Purpose: The purpose of this paper is to examine the effectiveness of an improved dummy variables control grey model (DVCGM) considering the hysteresis effect of government policies in China's energy intensity (EI) forecasting. Design/methodology/approach: Energy consumption is considered as an important driver of economic development. China has introduced policies those aim at the optimization of energy structure and EI. In this study, EI is forecasted by an improved DVCGM, considering the hysteresis effect of energy-saving policies of the government. A nonlinear optimization method based on particle swarm optimization (PSO) algorithm is constructed to calculate the hysteresis parameter. A one-step rolling mechanism is applied to provide input data of the prediction model.

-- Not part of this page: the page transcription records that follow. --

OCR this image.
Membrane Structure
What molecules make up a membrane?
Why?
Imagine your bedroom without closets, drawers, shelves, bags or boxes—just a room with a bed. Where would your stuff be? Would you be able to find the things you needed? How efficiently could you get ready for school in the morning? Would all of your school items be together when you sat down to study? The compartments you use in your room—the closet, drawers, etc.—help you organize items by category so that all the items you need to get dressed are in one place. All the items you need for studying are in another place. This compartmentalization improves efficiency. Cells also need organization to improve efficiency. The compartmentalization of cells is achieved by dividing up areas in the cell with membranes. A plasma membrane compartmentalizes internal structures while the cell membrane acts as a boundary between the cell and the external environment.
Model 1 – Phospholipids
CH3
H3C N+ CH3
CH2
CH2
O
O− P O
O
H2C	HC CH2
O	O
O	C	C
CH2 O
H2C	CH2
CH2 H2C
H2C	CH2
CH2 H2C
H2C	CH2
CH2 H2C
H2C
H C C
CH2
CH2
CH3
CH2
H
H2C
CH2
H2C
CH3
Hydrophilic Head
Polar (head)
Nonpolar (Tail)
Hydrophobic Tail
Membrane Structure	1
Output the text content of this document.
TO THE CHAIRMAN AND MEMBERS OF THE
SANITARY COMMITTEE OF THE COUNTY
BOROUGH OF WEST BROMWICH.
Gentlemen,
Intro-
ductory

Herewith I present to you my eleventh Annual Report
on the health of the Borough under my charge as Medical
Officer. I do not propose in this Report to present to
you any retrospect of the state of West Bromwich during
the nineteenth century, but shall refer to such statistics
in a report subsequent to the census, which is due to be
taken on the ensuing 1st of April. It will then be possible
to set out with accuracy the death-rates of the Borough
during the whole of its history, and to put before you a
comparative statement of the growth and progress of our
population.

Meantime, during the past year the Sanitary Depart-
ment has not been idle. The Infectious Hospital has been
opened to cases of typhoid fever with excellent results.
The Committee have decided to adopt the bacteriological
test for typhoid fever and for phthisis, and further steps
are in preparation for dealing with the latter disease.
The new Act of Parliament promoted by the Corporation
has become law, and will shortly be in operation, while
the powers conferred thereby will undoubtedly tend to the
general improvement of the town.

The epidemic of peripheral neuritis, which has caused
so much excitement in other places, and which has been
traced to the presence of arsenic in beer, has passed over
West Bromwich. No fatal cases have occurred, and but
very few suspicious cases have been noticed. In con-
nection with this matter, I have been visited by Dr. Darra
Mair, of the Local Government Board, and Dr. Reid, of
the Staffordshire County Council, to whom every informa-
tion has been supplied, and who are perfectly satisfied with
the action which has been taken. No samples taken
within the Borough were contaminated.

Grey model (GM) (1, N), DVCGM (1, N) and ARIMA model are applied to test the accuracy of the improved DVCGM (1, N) model prediction. Findings: The results show that the improved DVCGM provides reliable results and works well in simulation and predictions using multivariable data in small sample size and time-lag virtual variable. Accordingly, the improved DVCGM notes the hysteresis effect of government policies and significantly improves the prediction accuracy of China's EI than the other three models. Originality/value: This study estimates the EI considering the hysteresis effect of energy-saving policies in China by using an improved DVCGM. The main contribution of this paper is to propose a model to estimate EI, considering the hysteresis effect of energy-saving policies and improve forecasting accuracy.